2. Der Mann namens Gezeitenvater

Die Gezeiten warten nicht!

Das stand in groben Silberbuchstaben über dem Korallenportal der Akademie und war ihr Motto.

Aber ich wartete. Ich war zehn Minuten früher gekommen, doch für den Kommandanten war 13 Uhr immer und jederzeit 13 Uhr, keine Sekunde früher oder später. Ich saß stramm in seinem Vorzimmer und überlegte, ob die Ordonnanz mit seiner Vermutung recht gehabt haben könne.

Mein Onkel Stewart war mein einziger naher Verwandter. Sein Heim lag zehntausend Meilen entfernt und drei Meilen tief im Tiefsee-Staat Marinia. Ich wußte, daß er in letzter Zeit nicht mehr recht gesund gewesen war, und vielleicht hatte sich sein Zustand verschlechtert. Aber daran wollte ich ja gar nicht denken. Möglicher Tod, das heißt, daß keine Krankheit vorausgegangen war .

Genau um 13 Uhr kam der Kommandant aus der Offiziersmesse. Er war ein düsterer Riese von einem Mann, so kraftvoll wie die See selbst. Begleitet wurde er von einem kleinen, zierlichen Mann in klerikalem Schwarz.

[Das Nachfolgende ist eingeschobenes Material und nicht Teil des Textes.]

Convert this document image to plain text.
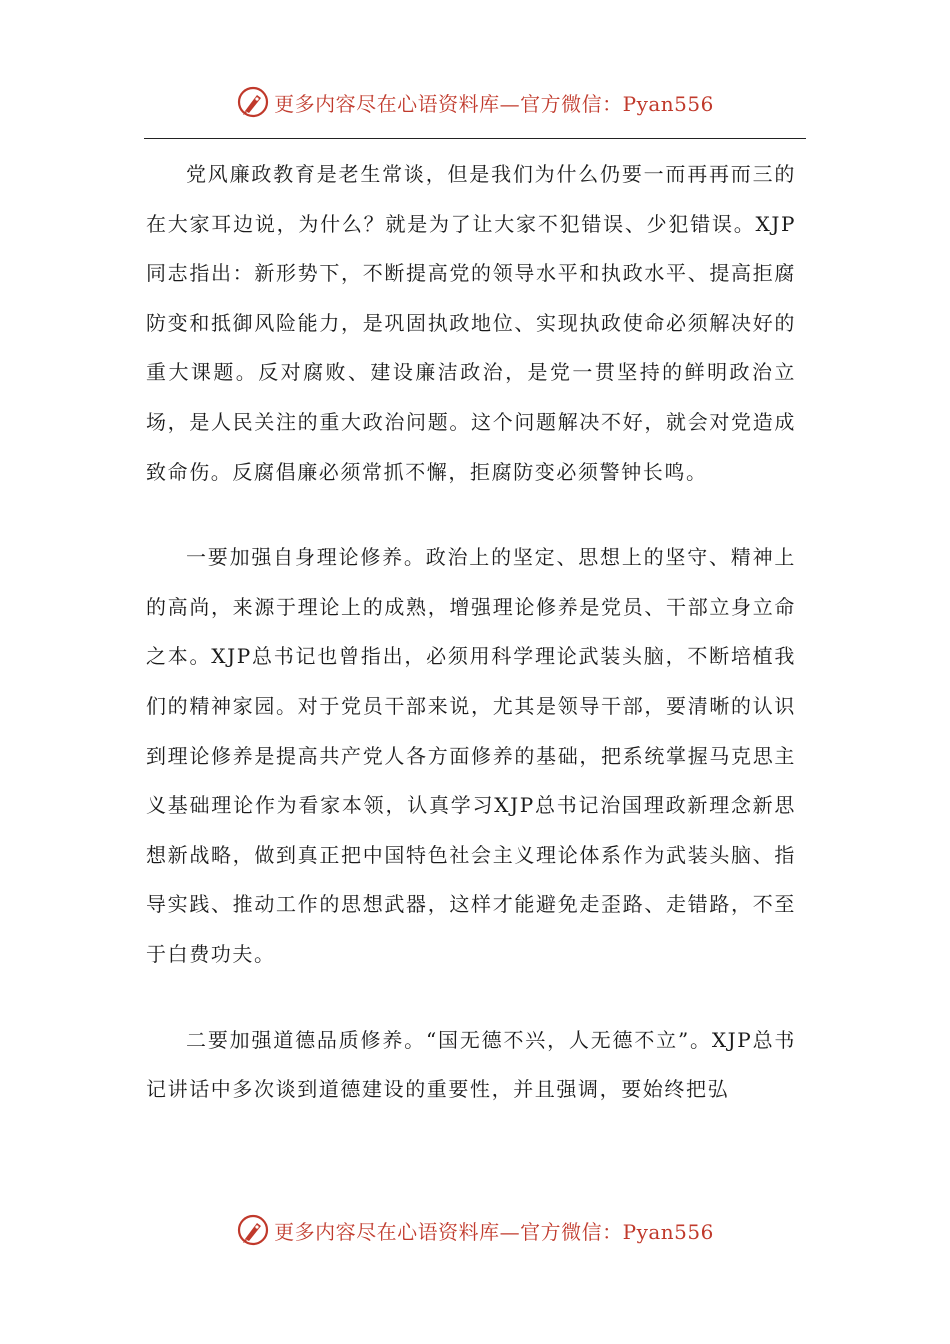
更多内容尽在心语资料库—官方微信：Pyan556

党风廉政教育是老生常谈，但是我们为什么仍要一而再再而三的在大家耳边说，为什么？就是为了让大家不犯错误、少犯错误。XJP同志指出：新形势下，不断提高党的领导水平和执政水平、提高拒腐防变和抵御风险能力，是巩固执政地位、实现执政使命必须解决好的重大课题。反对腐败、建设廉洁政治，是党一贯坚持的鲜明政治立场，是人民关注的重大政治问题。这个问题解决不好，就会对党造成致命伤。反腐倡廉必须常抓不懈，拒腐防变必须警钟长鸣。

一要加强自身理论修养。政治上的坚定、思想上的坚守、精神上的高尚，来源于理论上的成熟，增强理论修养是党员、干部立身立命之本。XJP总书记也曾指出，必须用科学理论武装头脑，不断培植我们的精神家园。对于党员干部来说，尤其是领导干部，要清晰的认识到理论修养是提高共产党人各方面修养的基础，把系统掌握马克思主义基础理论作为看家本领，认真学习XJP总书记治国理政新理念新思想新战略，做到真正把中国特色社会主义理论体系作为武装头脑、指导实践、推动工作的思想武器，这样才能避免走歪路、走错路，不至于白费功夫。

二要加强道德品质修养。“国无德不兴，人无德不立”。XJP总书记讲话中多次谈到道德建设的重要性，并且强调，要始终把弘

更多内容尽在心语资料库—官方微信：Pyan556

Er mußte sich mit seinen viel kürzeren Beinen ordentlich ‘ranhalten, und gleichzeitig redete er drängend auf den Riesen ein.

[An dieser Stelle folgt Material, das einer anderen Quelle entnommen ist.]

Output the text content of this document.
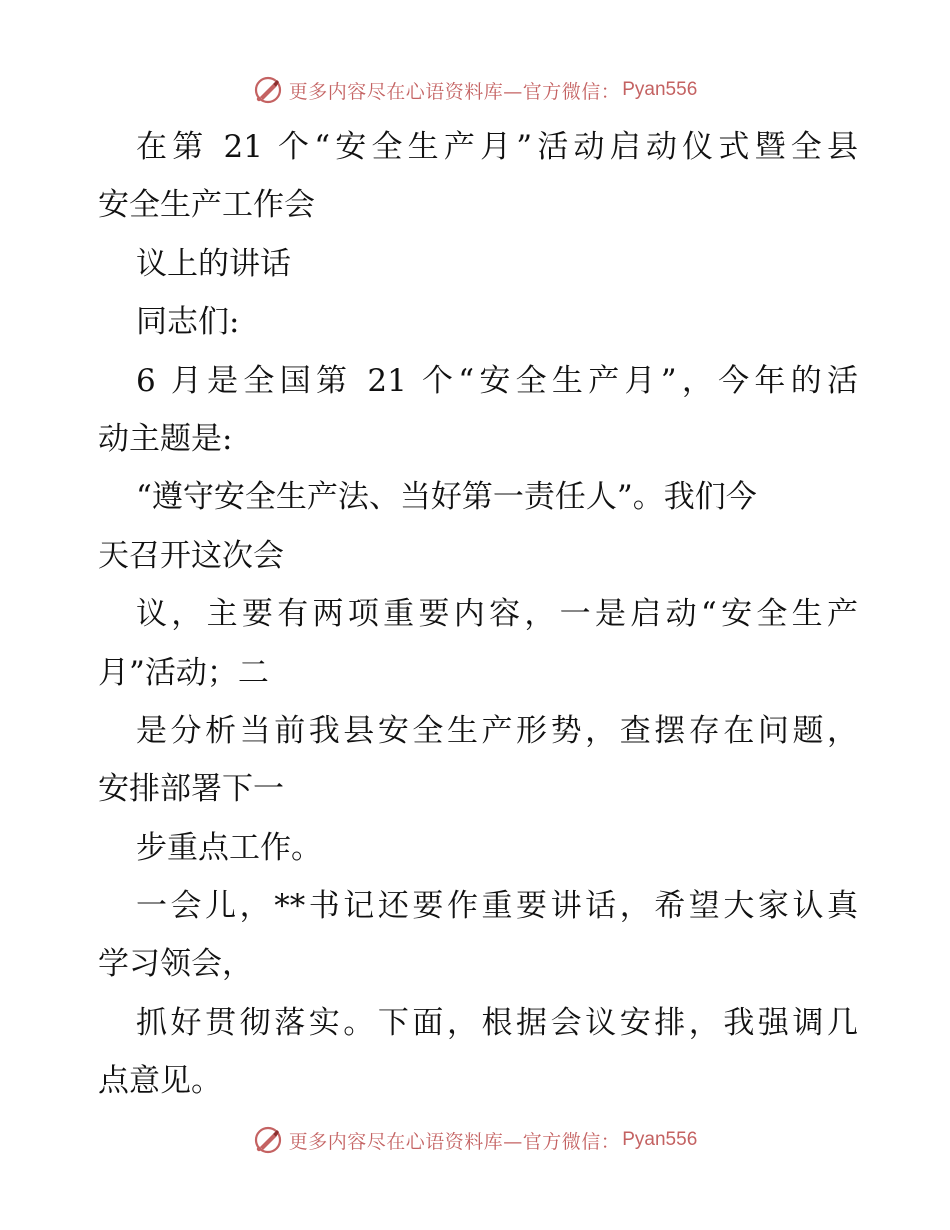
更多内容尽在心语资料库—官方微信： Pyan556
在第 21 个“安全生产月”活动启动仪式暨全县
安全生产工作会
议上的讲话
同志们:
6 月是全国第 21 个“安全生产月”，今年的活
动主题是:
“遵守安全生产法、当好第一责任人”。我们今
天召开这次会
议，主要有两项重要内容，一是启动“安全生产
月”活动；二
是分析当前我县安全生产形势，查摆存在问题，
安排部署下一
步重点工作。
一会儿，**书记还要作重要讲话，希望大家认真
学习领会，
抓好贯彻落实。下面，根据会议安排，我强调几
点意见。
更多内容尽在心语资料库—官方微信： Pyan556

»Ach-TUNG!« bellte der Posten und präsentierte seine Waffe. Ich sprang auf.

Der Kommandant blieb auf seinem Weg in sein Büro stehen, der kleine Mann ebenfalls. »Kadett Eden«, sagte der Kommandant ernst, »Sie haben einen Besucher. Das hier ist Vater Jonah Tidesley von der Gesellschaft Jesu. Er ist einen weiten Weg gekommen, um Sie zu sehen.«

Ich erinnere mich daran, des kleinen Mannes Hand geschüttelt zu haben, doch recht viel mehr weiß ich nicht, nur daß ich dann mit den beiden Männern im Kommandantenbüro saß. Der Kommandant, der großen Respekt vor dem Priester zu haben schien, musterte mich so scharf, daß ich mich fast unbehaglich fühlte. Sie sagten, der Kommandant könne die Gedanken der Kadetten lesen, und das konnte wahr sein.

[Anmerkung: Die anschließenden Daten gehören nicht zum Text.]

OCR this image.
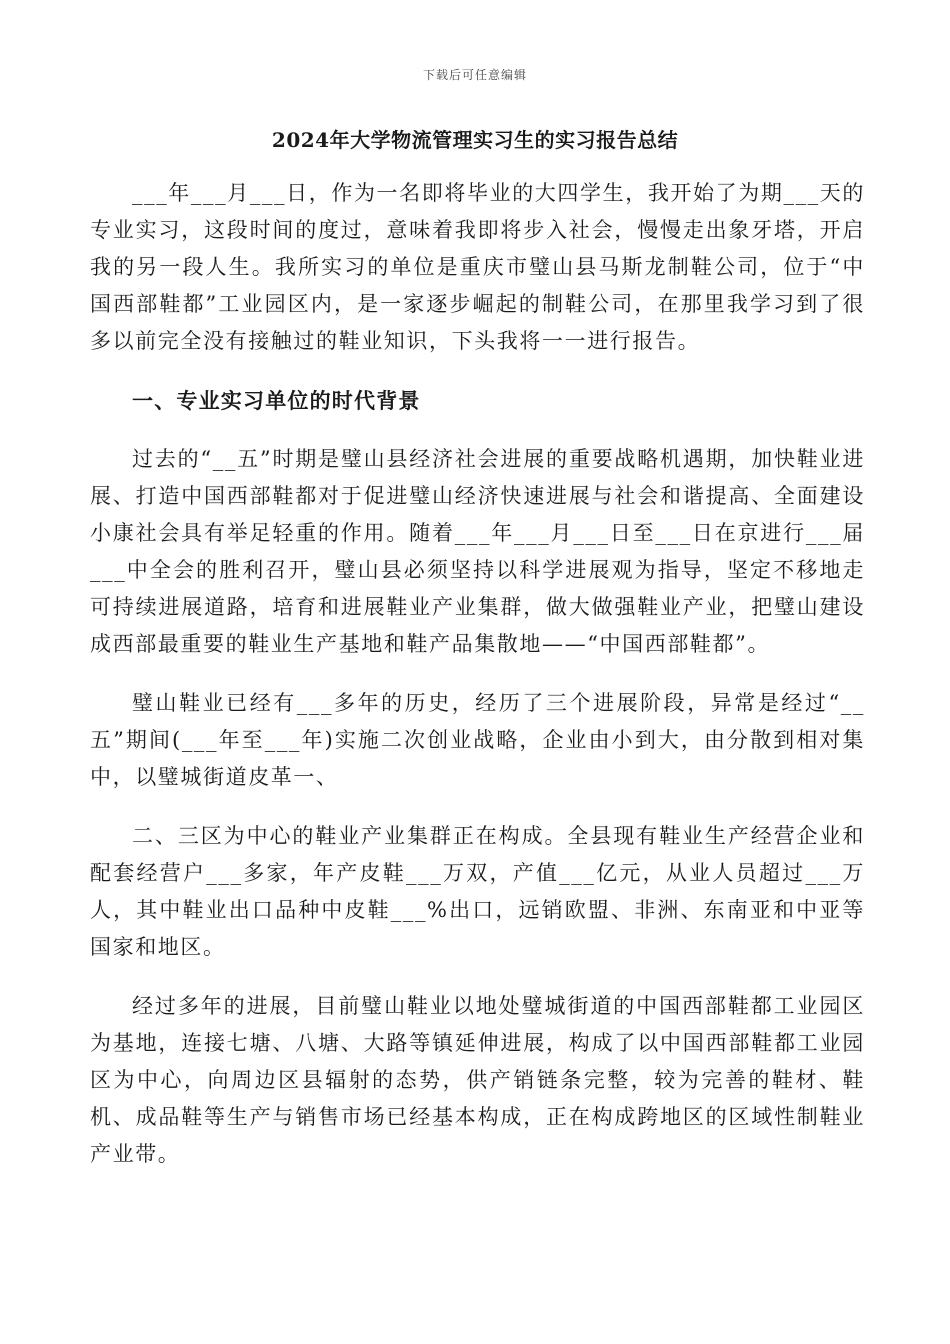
下载后可任意编辑
2024年大学物流管理实习生的实习报告总结

___年___月___日，作为一名即将毕业的大四学生，我开始了为期___天的专业实习，这段时间的度过，意味着我即将步入社会，慢慢走出象牙塔，开启我的另一段人生。我所实习的单位是重庆市璧山县马斯龙制鞋公司，位于“中国西部鞋都”工业园区内，是一家逐步崛起的制鞋公司，在那里我学习到了很多以前完全没有接触过的鞋业知识，下头我将一一进行报告。

一、专业实习单位的时代背景

过去的“__五”时期是璧山县经济社会进展的重要战略机遇期，加快鞋业进展、打造中国西部鞋都对于促进璧山经济快速进展与社会和谐提高、全面建设小康社会具有举足轻重的作用。随着___年___月___日至___日在京进行___届___中全会的胜利召开，璧山县必须坚持以科学进展观为指导，坚定不移地走可持续进展道路，培育和进展鞋业产业集群，做大做强鞋业产业，把璧山建设成西部最重要的鞋业生产基地和鞋产品集散地——“中国西部鞋都”。

璧山鞋业已经有___多年的历史，经历了三个进展阶段，异常是经过“__五”期间(___年至___年)实施二次创业战略，企业由小到大，由分散到相对集中，以璧城街道皮革一、

二、三区为中心的鞋业产业集群正在构成。全县现有鞋业生产经营企业和配套经营户___多家，年产皮鞋___万双，产值___亿元，从业人员超过___万人，其中鞋业出口品种中皮鞋___%出口，远销欧盟、非洲、东南亚和中亚等国家和地区。

经过多年的进展，目前璧山鞋业以地处璧城街道的中国西部鞋都工业园区为基地，连接七塘、八塘、大路等镇延伸进展，构成了以中国西部鞋都工业园区为中心，向周边区县辐射的态势，供产销链条完整，较为完善的鞋材、鞋机、成品鞋等生产与销售市场已经基本构成，正在构成跨地区的区域性制鞋业产业带。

Dann konzentrierte ich mich auf das, was Vater Tidesley sagte: »Ich kannte Ihren Onkel, Jim«, sprach er mit klarer, warmer Stimme. »Vielleicht hat er schon einmal von mir erzählt. Gewöhnlich nannte er mich Gezeitenvater. Das tun alle.«

»Ich kann mich nicht erinnern, Sir. Aber ich sehe ja meinen Onkel auch sehr selten.«

Er nickte. Er war ein liebenswerter kleiner Mann, doch seine blauen Augen waren ebenso scharf wie die des Kommandanten. Und er war nicht mehr jung. Sein Gesicht war rund und dicklich, doch die roten Wangen wiesen viele Falten auf. Ich wußte gar nichts von ihm. »Aber setzen Sie sich, Jim«, sagte er, und der Kommandant nickte aufmunternd. »Ich habe von Ihrem Abenteuer mit den Seeschlangen gehört, Jim. Ah, das war sicher keine Kleinigkeit! Ich selbst hätte den TongaGraben auch gerne einmal gesehen, doch bis jetzt war mir das nicht möglich. Vielleicht später einmal ...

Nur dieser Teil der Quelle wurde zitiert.